Les époux X soutiennent en outre que la SCP Sfez ne les a pas informés de l’option prévue par l’article 1182 du code civil dans sa version antérieure au 1er octobre 2016 et que s’ils en avaient eu connaissance, ils auraient pu renoncer à acquérir dès le mois d’octobre 2010 et se voir restituer l’indemnité d’immobilisation. Ils déclarent que la SCP Sfez s’est contentée de leur transmettre un mail du notaire du vendeur proposant de reporter la vente de quatre mois afin de permettre la réalisation de travaux. Ils expliquent qu’ils ont retourné l’avenant proposé uniquement signé par M. X en sa qualité de gérant de la SCI, tout en réclamant la restitution de la moitié de l’indemnité d’immobilisation mais qu’ils n’avaient pas été informés des suites par leur notaire, que le notaire du vendeur a transmis un nouvel avenant devant être signés par les deux époux qu’ils n’ont pas signé en l’absence d’explication.

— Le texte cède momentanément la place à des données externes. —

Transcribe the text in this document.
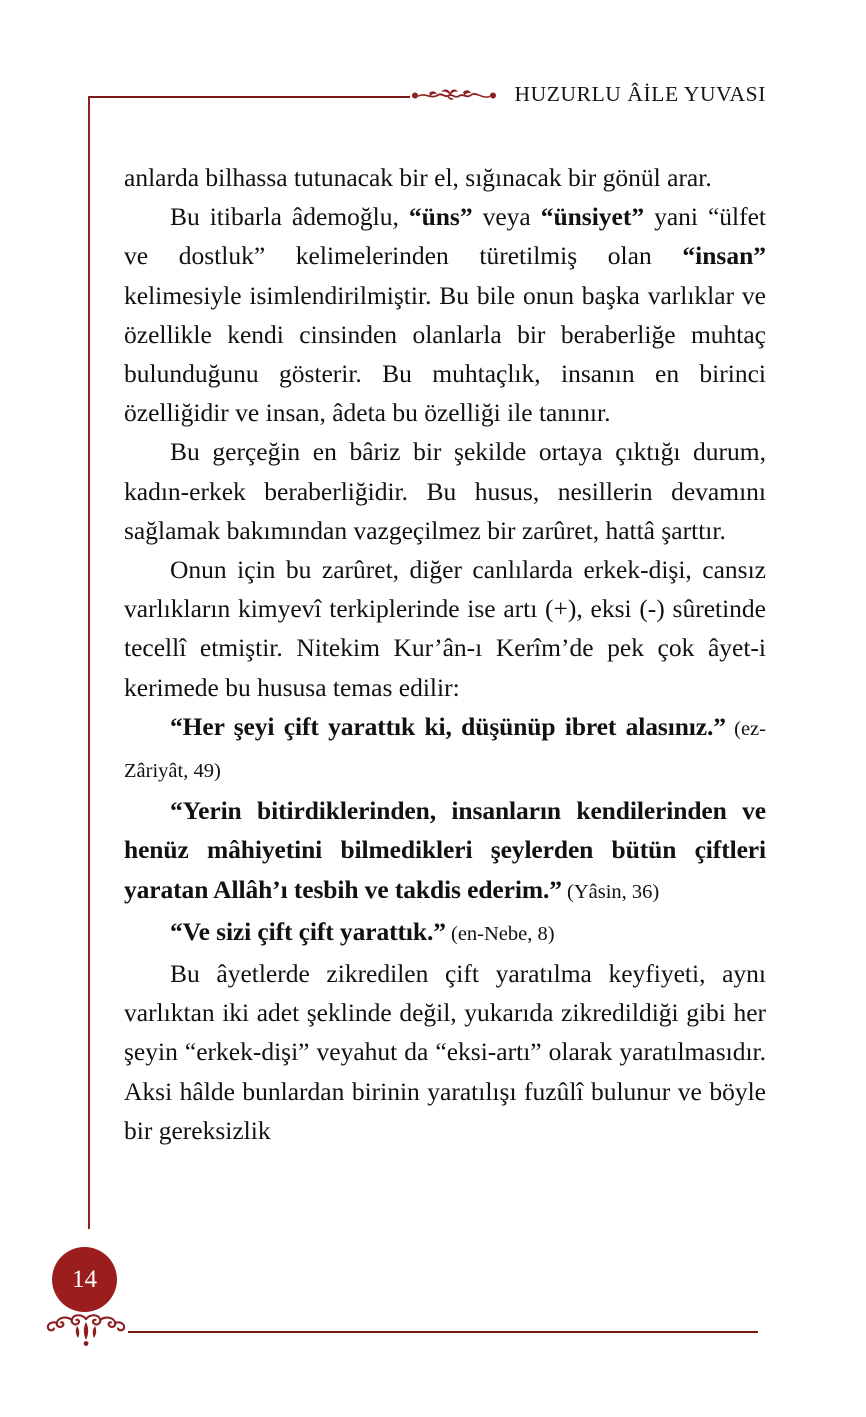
HUZURLU ÂİLE YUVASI
14

anlarda bilhassa tutunacak bir el, sığınacak bir gönül arar.

Bu itibarla âdemoğlu, “üns” veya “ünsiyet” yani “ülfet ve dostluk” kelimelerinden türetilmiş olan “insan” kelimesiyle isimlendirilmiştir. Bu bile onun başka varlıklar ve özellikle kendi cinsinden olanlarla bir beraberliğe muhtaç bulunduğunu gösterir. Bu muhtaçlık, insanın en birinci özelliğidir ve insan, âdeta bu özelliği ile tanınır.

Bu gerçeğin en bâriz bir şekilde ortaya çıktığı durum, kadın-erkek beraberliğidir. Bu husus, nesillerin devamını sağlamak bakımından vazgeçilmez bir zarûret, hattâ şarttır.

Onun için bu zarûret, diğer canlılarda erkek-dişi, cansız varlıkların kimyevî terkiplerinde ise artı (+), eksi (-) sûretinde tecellî etmiştir. Nitekim Kur’ân-ı Kerîm’de pek çok âyet-i kerimede bu hususa temas edilir:

“Her şeyi çift yarattık ki, düşünüp ibret alasınız.” (ez-Zâriyât, 49)

“Yerin bitirdiklerinden, insanların kendilerinden ve henüz mâhiyetini bilmedikleri şeylerden bütün çiftleri yaratan Allâh’ı tesbih ve takdis ederim.” (Yâsin, 36)

“Ve sizi çift çift yarattık.” (en-Nebe, 8)

Bu âyetlerde zikredilen çift yaratılma keyfiyeti, aynı varlıktan iki adet şeklinde değil, yukarıda zikredildiği gibi her şeyin “erkek-dişi” veyahut da “eksi-artı” olarak yaratılmasıdır. Aksi hâlde bunlardan birinin yaratılışı fuzûlî bulunur ve böyle bir gereksizlik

Ils soutiennent que ces retards multiples ont créé un climat de suspicion avec le notaire du vendeur qui a détérioré leurs relations avec celui-ci. Ils déclarent que ces circonstances les ont conduits à s’adresser à un avocat au mois d’avril 2011 et à faire délivrer, le 30 mai 2011, une assignation en vente forcée du bien et en restitution de l’indemnité d’immobilisation. Ils font valoir que la présence à leur côté d’un avocat n’avait pas pour effet de faire disparaître le devoir de conseil du notaire.
Ils exposent que sommés de signer l’acte le 21 avril 2011, la SCP Sfez leur a déconseillé de le faire,
compte tenu du sinistre affectant l’appartement et l’absence de justificatifs sur la conformité, la prise en charge et l’avancement des travaux de réfection invoquant les dispositions de l’article 1601 du code civil. Ils font valoir que le notaire a invoqué un fondement juridique erroné. Ils ajoutent qu’ils ont reçu une seconde sommation le 15 septembre suivant pour le 7 octobre et que la SCP Sfez leur a répondu que les dispositions visées dans la sommation n’avaient pas lieu de s’appliquer , qu’elle a sollicité sans les consulter un report du rendez- vous sans s’y rendre pour s’assurer que cette demande ne présentait pas de difficulté et sans les informer du risque résultant de leur absence. Ils ajoutent que les démarches qu’elle a réalisées ultérieurement étaient vaines. Ils concluent à la faute du notaire pour ne pas s’être rendus au rendez vous du 7 octobre 2011 et en leur indiquant que les dispositions visées dans la sommation n’étaient pas applicables.
Les époux X réclament l’indemnisation du préjudice tenant à la perte de leur indemnité d’immobilisation, aux dépenses qu’ils ont engagées pour les besoins de la vente (frais de création de la SCI, frais d’expertise comptable ) et de la procédure à l’égard de la SNC Portefoin (frais d’avocat et d’huissier de justice, condamnation sur le fondement de l’article 700 du code de procédure civile) ainsi qu’aux dépenses liées à la présente procédure (frais d’expert-comptable pour le maintien de la SCI) soit respectivement les sommes de 53 000 €, de 33 097, 84€ et de 5 153, 42€.
La SCP Sfez répond que la banque CIC avait confirmé que le notaire du vendeur avait été destinataire des éléments relatifs au financement du bien et qu’elle-même avait adressé à son confrère une copie de l’offre de prêt le 8 décembre 2010 de sorte qu’il ne peut exister aucun grief.
S’agissant du retard relatif à la substitution des promettants par la SCI nouvellement créée, la SCP Sfez déclare que les époux X n’ont fait part d’aucun grief avant le jugement du 10 septembre 2013 et qu’elle n’est pas à l’origine des désaccords avec le vendeur qui sont liés au sinistre et à la prise en charge des travaux.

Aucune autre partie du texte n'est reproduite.